Friday, October 14, 2016

A passion for coffee and business

After work today, I head to a restaurant with an office mate who is from Oman. He is a kind of weekend husband as he travels back and forth from KL to Miri – Miri for weekdays and KL for weekends. I thought that sounds great if you could tolerate the waiting at the airport, the two and a half hour flight across the South China Sea and sleeping alone for five nights a week. Logistically, you get the best of both worlds – avoid traffic jams during weekdays and head off to shopping haven on weekends.

We talked about stresses at work, as we always do to de-stress. It’s ironic but it seems to work. It is our way of letting out steam after hours of working in an office environment that is becoming more like a pressure cooker than a place to get things done. We chatted on anything from office politics to real world politics. 

After dinner we moved to a coffee shop next door. The interior of the shop is exquisitely designed. The walls are decorated with soft wall paper adorned with bricks pattern. It feels like you are in the basement of a house somewhere in a temperate country. It feels very cosy inside the air conditioned room shielded from the humid air and traffic noise outside. We sipped our caramel macchiato at one corner of the shop picking up again on our unfinished story about office politics from the restaurant where we just finished eating dinner.  Not too long after we settled in, young hipsters in their shorts and sandals began trickling in. Soon, all the tables were occupied. I looked around and noticed that we were probably the only senior patrons in the house. I couldn’t find anybody else with thin grey hair around.

Halfway into the conversation, a young man in his early 30s approached us. He asked how we were enjoying our drinks. It turns out he is the owner of the recently opened coffee shop. My Omani friend asks him about his venture into the business of boutique coffee shops. He explains that he is an avid coffee drinker and I could see that opening a coffee shop is probably a natural progression of following his passion for coffee. The shop is actually his second branch after opening a small coffee shop in the popular shopping mall in town two years back. It is proving to be a good venture although he admits that it’s not without risks. He talks about expanding his business to another city or even to a neighbour country with much bigger population due to the limited customer base in this small city of 400 thousand people. He needs to go out to capture a bigger market. He plans to expand and diversify his coffee business into supplying coffee making machines to local hotels, providing barrista training and other ventures related to coffee.  My Omani friend, who had been talking almost non-stop from the time we sat down, also showed his interest in opening a business venture with his new found coffee loving mate.

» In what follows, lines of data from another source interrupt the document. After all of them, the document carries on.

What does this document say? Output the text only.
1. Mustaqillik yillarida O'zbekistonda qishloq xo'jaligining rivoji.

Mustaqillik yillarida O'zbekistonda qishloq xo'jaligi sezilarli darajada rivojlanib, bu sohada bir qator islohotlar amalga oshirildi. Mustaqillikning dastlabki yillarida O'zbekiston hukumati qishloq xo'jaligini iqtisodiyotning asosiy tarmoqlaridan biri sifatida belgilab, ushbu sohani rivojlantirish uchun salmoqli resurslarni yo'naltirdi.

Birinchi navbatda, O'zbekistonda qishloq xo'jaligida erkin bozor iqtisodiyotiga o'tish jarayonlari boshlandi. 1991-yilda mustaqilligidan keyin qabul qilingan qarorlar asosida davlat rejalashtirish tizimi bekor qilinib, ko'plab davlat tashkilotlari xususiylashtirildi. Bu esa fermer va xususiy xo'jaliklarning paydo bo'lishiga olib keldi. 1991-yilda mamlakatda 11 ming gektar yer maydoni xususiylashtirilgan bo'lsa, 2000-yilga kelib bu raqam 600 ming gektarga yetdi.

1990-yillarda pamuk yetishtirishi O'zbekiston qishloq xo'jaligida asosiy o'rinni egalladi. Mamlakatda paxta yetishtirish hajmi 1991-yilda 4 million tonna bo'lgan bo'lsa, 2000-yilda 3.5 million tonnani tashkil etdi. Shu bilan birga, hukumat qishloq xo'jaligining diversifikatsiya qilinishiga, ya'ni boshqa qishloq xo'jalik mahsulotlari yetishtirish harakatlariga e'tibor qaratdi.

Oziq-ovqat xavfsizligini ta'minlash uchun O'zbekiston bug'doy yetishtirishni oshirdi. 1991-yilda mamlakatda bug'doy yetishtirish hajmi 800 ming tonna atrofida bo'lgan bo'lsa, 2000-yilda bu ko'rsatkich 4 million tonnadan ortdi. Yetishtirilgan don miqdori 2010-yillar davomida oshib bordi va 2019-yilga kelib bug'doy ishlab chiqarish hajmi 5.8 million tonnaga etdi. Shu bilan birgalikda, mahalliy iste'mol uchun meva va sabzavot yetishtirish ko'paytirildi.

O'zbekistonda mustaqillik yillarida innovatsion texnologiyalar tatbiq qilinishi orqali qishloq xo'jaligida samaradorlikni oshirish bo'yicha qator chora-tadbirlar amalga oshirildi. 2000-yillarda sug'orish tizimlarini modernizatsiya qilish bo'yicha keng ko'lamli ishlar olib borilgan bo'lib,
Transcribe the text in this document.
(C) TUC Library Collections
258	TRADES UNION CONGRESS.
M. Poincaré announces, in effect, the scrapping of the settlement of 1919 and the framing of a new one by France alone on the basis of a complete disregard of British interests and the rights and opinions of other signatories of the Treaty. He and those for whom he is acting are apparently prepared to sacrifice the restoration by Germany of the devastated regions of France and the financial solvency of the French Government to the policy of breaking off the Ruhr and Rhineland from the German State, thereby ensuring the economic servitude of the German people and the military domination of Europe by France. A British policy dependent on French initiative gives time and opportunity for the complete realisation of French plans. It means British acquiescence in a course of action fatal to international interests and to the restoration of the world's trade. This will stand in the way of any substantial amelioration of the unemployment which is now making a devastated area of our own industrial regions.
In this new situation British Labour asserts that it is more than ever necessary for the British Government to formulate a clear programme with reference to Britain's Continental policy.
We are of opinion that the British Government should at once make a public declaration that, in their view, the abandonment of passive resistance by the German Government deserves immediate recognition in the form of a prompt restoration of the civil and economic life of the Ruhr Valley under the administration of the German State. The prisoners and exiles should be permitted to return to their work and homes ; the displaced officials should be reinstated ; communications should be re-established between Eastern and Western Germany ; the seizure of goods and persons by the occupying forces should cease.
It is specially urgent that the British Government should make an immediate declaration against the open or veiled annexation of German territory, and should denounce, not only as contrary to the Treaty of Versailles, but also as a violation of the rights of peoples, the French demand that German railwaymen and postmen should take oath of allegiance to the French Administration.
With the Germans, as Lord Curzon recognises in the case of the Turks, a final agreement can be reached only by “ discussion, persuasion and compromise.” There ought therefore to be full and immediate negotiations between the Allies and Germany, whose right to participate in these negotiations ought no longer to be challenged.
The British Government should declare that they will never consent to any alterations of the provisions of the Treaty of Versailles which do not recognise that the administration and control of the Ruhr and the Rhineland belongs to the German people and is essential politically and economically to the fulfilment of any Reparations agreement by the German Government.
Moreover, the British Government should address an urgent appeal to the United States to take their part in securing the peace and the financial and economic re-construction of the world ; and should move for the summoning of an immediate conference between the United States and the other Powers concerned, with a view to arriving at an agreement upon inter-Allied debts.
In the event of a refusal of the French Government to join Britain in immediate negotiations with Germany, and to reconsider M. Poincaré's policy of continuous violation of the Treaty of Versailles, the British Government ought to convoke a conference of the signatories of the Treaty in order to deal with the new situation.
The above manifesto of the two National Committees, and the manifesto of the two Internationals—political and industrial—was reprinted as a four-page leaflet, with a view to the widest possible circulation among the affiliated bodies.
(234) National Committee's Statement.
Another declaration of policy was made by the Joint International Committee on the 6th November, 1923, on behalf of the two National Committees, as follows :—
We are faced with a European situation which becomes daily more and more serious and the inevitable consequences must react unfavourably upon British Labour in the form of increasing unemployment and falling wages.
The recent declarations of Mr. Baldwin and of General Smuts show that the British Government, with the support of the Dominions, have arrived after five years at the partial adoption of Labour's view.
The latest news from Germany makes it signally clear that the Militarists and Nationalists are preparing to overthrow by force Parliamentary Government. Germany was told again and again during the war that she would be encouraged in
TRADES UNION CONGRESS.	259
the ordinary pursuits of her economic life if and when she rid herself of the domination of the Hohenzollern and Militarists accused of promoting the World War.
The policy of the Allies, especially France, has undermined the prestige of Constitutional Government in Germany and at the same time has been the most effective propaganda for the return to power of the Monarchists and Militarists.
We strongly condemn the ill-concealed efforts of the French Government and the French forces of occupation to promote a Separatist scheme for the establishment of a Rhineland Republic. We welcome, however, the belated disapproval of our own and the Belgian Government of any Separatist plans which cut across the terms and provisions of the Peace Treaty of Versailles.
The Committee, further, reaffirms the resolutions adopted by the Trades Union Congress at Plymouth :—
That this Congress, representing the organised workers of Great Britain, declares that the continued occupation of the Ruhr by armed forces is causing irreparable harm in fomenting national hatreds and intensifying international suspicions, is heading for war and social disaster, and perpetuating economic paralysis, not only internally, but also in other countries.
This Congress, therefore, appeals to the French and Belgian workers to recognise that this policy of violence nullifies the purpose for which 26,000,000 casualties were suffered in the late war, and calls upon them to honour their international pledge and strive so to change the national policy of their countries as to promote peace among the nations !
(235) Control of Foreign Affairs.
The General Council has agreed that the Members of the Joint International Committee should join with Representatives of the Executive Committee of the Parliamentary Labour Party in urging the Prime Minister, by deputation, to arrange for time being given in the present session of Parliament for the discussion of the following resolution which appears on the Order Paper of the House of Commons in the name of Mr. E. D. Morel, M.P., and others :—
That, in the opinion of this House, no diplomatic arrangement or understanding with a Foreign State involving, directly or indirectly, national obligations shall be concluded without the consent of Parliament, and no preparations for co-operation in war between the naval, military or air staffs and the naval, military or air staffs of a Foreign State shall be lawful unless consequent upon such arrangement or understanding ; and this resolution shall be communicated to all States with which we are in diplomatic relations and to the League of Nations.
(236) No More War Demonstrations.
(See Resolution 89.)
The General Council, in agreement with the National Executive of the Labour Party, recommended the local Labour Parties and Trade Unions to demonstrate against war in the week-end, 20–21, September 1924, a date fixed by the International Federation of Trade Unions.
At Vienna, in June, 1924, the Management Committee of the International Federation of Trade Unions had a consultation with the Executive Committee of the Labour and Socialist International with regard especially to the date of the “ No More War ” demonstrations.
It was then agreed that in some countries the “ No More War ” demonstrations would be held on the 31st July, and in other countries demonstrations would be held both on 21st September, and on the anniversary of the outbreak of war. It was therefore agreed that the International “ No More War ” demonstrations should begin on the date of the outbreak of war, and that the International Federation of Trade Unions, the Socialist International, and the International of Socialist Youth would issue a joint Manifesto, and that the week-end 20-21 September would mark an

He revealed that before he became an expatriate here in Malaysia, he also ventured into restaurant business for a while in his home country. He saw opportunities in bringing home boutique coffee shops business like this one into Oman as his countrymen also love coffee very much. Most of the time, I just sat there listening to their conversation, chipping in only at random moments. It’s a very interesting to witness one chance meeting over a macchiato would bring people together that way and perhaps even end up in a business venture. We walked out of the shop feeling much more de-stressed. May be I should come here more often. Here I could see how a young and enterprising man has turned his passion for coffee into a thriving business.  This is what the country needs for its future.